A Siberian policeman who raped and killed women after offering them late-night rides was found guilty of dozens more murders on Monday, making him Russia's worst serial killer of recent times.
A court in the city of Irkutsk found Mikhail Popkov guilty of 56 murders between 1992 and 2007, sentencing him to a second life term. He was already in prison after being convicted of killing 22 women in 2015.
Popkov offered rides, sometimes in his police car, while off-duty around his city of Angarsk near Irkutsk, 4,200 kilometres east of Moscow.
His murderous spree initially went unnoticed during a period of rampant mafia killings in the crime-ridden city.
He killed his victims using weapons including a hammer and an axe, then dumped their bodies in the woods, at the side of the road and in a cemetery.
He was also found guilty of raping 11 of the women.
Popkov described himself as a "cleaner" who was purging his home city of prostitutes but his victims included shop assistants and a school teacher.
All but one were women between the ages of 16 and 40. His sole male victim was a policeman he gave a ride to late at night and killed in a forest.
The grey-haired 54-year-old appeared in court in prison uniform, his head bowed. He will be sent to a prison that is exclusively for convicts serving life terms, nicknamed the "Black Dolphin".
As part of his sentence -- a rare case in Russia of a convicted murderer being given a second life sentence -- Popkov was also deprived of his police pension.
He intends to appeal, regional prosecutor Alexander Shkinev told Russian news agencies.
Prosecutors described Popkov as having "a pathological attraction to killing people" and "homicidal mania with sadistic elements," but he was ruled sane enough to stand trial.
"He got pleasure from this. He saw it as his purpose in life," criminologist Yury Antonyan, who gave expert evidence in the trial, told tabloid newspaper Komsomolskaya Pravda.
Investigators had suspected a policeman because of the way the killer carefully covered his tracks.
The murders took place while he was a serving police officer and after he left the force in 1998.

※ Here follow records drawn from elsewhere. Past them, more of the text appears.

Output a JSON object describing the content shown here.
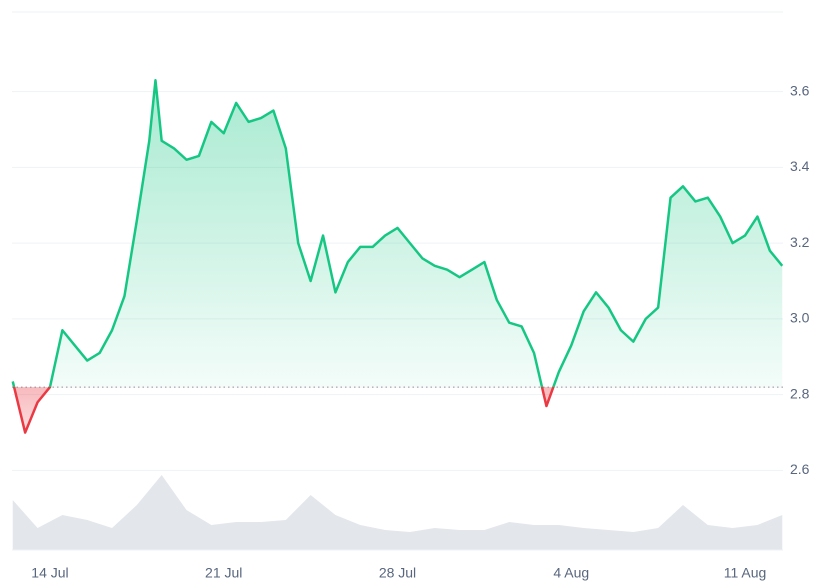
{
  "chart_data": {
    "type": "line",
    "x": [
      -1.5,
      -1,
      -0.5,
      0,
      0.5,
      1,
      1.5,
      2,
      2.5,
      3,
      3.5,
      4,
      4.25,
      4.5,
      5,
      5.5,
      6,
      6.5,
      7,
      7.5,
      8,
      8.5,
      9,
      9.5,
      10,
      10.5,
      11,
      11.5,
      12,
      12.5,
      13,
      13.5,
      14,
      14.5,
      15,
      15.5,
      16,
      16.5,
      17,
      17.5,
      18,
      18.5,
      19,
      19.5,
      20,
      20.5,
      21,
      21.5,
      22,
      22.5,
      23,
      23.5,
      24,
      24.5,
      25,
      25.5,
      26,
      26.5,
      27,
      27.5,
      28,
      28.5,
      29,
      29.5
    ],
    "values": [
      2.835,
      2.7,
      2.78,
      2.82,
      2.97,
      2.93,
      2.89,
      2.91,
      2.97,
      3.06,
      3.26,
      3.47,
      3.63,
      3.47,
      3.45,
      3.42,
      3.43,
      3.52,
      3.49,
      3.57,
      3.52,
      3.53,
      3.55,
      3.45,
      3.2,
      3.1,
      3.22,
      3.07,
      3.15,
      3.19,
      3.19,
      3.22,
      3.24,
      3.2,
      3.16,
      3.14,
      3.13,
      3.11,
      3.13,
      3.15,
      3.05,
      2.99,
      2.98,
      2.91,
      2.77,
      2.86,
      2.93,
      3.02,
      3.07,
      3.03,
      2.97,
      2.94,
      3.0,
      3.03,
      3.32,
      3.35,
      3.31,
      3.32,
      3.27,
      3.2,
      3.22,
      3.27,
      3.18,
      3.14
    ],
    "baseline": 2.82,
    "color_up": "#16c784",
    "color_down": "#ea3943",
    "xlim": [
      -1.53,
      29.53
    ],
    "xticks": [
      {
        "value": 0,
        "label": "14 Jul"
      },
      {
        "value": 7,
        "label": "21 Jul"
      },
      {
        "value": 14,
        "label": "28 Jul"
      },
      {
        "value": 21,
        "label": "4 Aug"
      },
      {
        "value": 28,
        "label": "11 Aug"
      }
    ],
    "ylim": [
      2.39,
      3.81
    ],
    "yticks": [
      2.6,
      2.8,
      {
        "value": 3,
        "label": "3.0"
      },
      3.2,
      3.4,
      3.6
    ],
    "grid": true,
    "volume": {
      "x": [
        -1.5,
        -0.5,
        0.5,
        1.5,
        2.5,
        3.5,
        4.5,
        5.5,
        6.5,
        7.5,
        8.5,
        9.5,
        10.5,
        11.5,
        12.5,
        13.5,
        14.5,
        15.5,
        16.5,
        17.5,
        18.5,
        19.5,
        20.5,
        21.5,
        22.5,
        23.5,
        24.5,
        25.5,
        26.5,
        27.5,
        28.5,
        29.5
      ],
      "values": [
        50,
        22,
        35,
        30,
        22,
        45,
        75,
        40,
        25,
        28,
        28,
        30,
        55,
        35,
        25,
        20,
        18,
        22,
        20,
        20,
        28,
        25,
        25,
        22,
        20,
        18,
        22,
        45,
        25,
        22,
        25,
        35
      ],
      "color": "#e3e6ea",
      "vlim": [
        0,
        100
      ]
    }
  }
}
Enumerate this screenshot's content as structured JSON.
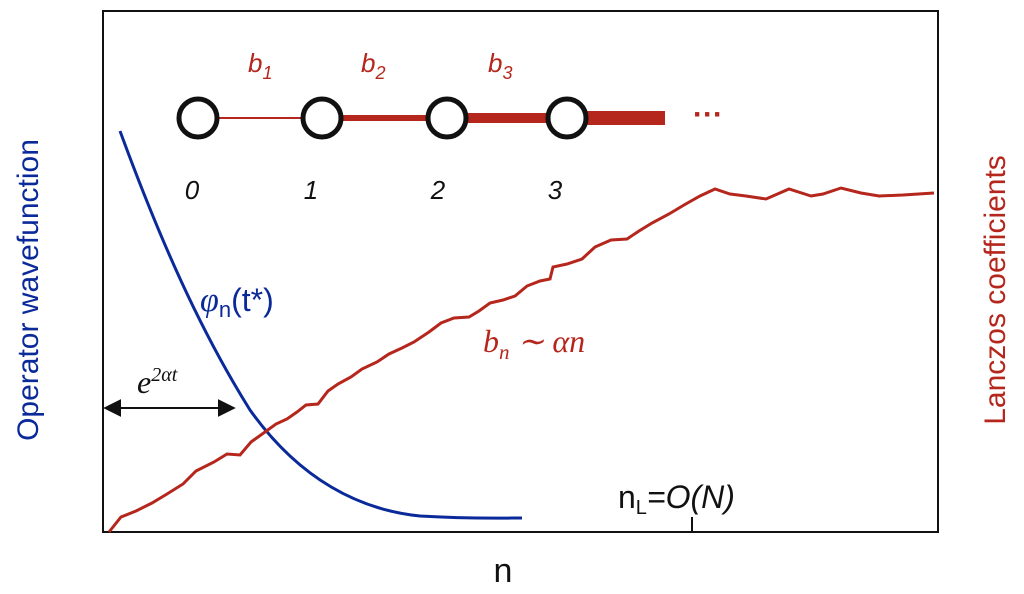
{
  "colors": {
    "wavefunction": "#0b2a9a",
    "lanczos": "#b5261c",
    "frame": "#111111"
  },
  "axes": {
    "xlabel": "n",
    "ylabel_left": "Operator wavefunction",
    "ylabel_right": "Lanczos coefficients"
  },
  "chain": {
    "nodes": [
      "0",
      "1",
      "2",
      "3"
    ],
    "bonds": [
      {
        "label": "b",
        "sub": "1"
      },
      {
        "label": "b",
        "sub": "2"
      },
      {
        "label": "b",
        "sub": "3"
      }
    ],
    "ellipsis": "···"
  },
  "annotations": {
    "phi_symbol": "φ",
    "phi_sub": "n",
    "phi_arg": "(t*)",
    "bn_b": "b",
    "bn_sub": "n",
    "bn_rest": " ∼ αn",
    "exp_base": "e",
    "exp_sup": "2αt",
    "nl_n": "n",
    "nl_sub": "L",
    "nl_rest": "=O(N)"
  }
}
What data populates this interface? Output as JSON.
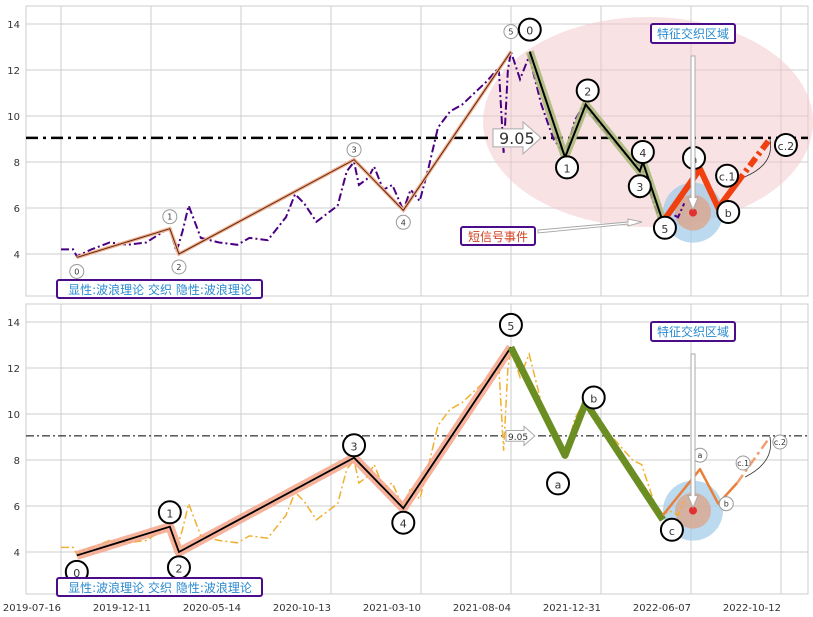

Popkov was caught in 2012 after investigators re-examined the case and carried out DNA testing of residents, focusing on those who drove a make of car that matched tracks found at crime scenes.
In a 2017 interview with Russia's Meduza website, Popkov said he targeted women who were drunk or living in a way he saw as immoral, adding that "any society condemns the behaviour of a debauched woman".
While in jail, he confessed to 59 further murders but was convicted only of 56 on Monday because investigators could not prove three of the crimes took place, Interfax news agency reported, citing the court's press service.
Investigators said they uncovered the remains of some of the bodies based on Popkov's account, as well as murder weapons including axes, screwdrivers and knives.
Several women survived attacks with serious injuries and managed to give evidence.
Survivor Yevgenia Protasova told Komsomolskaya Pravda that Popkov gave her a ride in his car in 1999 when she was 18.
"He showed me his police badge. I believed him and got in the car," she said.
He hit her on the head then took her to a forest where he choked her and left her for dead, but she was found by a rambler. She contacted police after seeing Popkov's photograph on his arrest in 2012.
"It's a shame there's no death penalty," she said.
The number of killings for which he has been convicted exceeds the totals of several notorious murderers in Russia and the ex-Soviet Union.
"Chessboard Killer" Alexander Pichushkin was jailed for life in 2007 for 48 murders, mostly of elderly men he met in a Moscow park. He aimed to kill one person for each of the 64 squares on the chessboard.
Andrei Chikatilo was convicted of 52 Soviet-era murders that were sexually motivated. He was executed in 1994, before Russia imposed a moratorium on the death penalty.
Popkov reportedly boasted to cellmates that he had committed more murders than Chikatilo.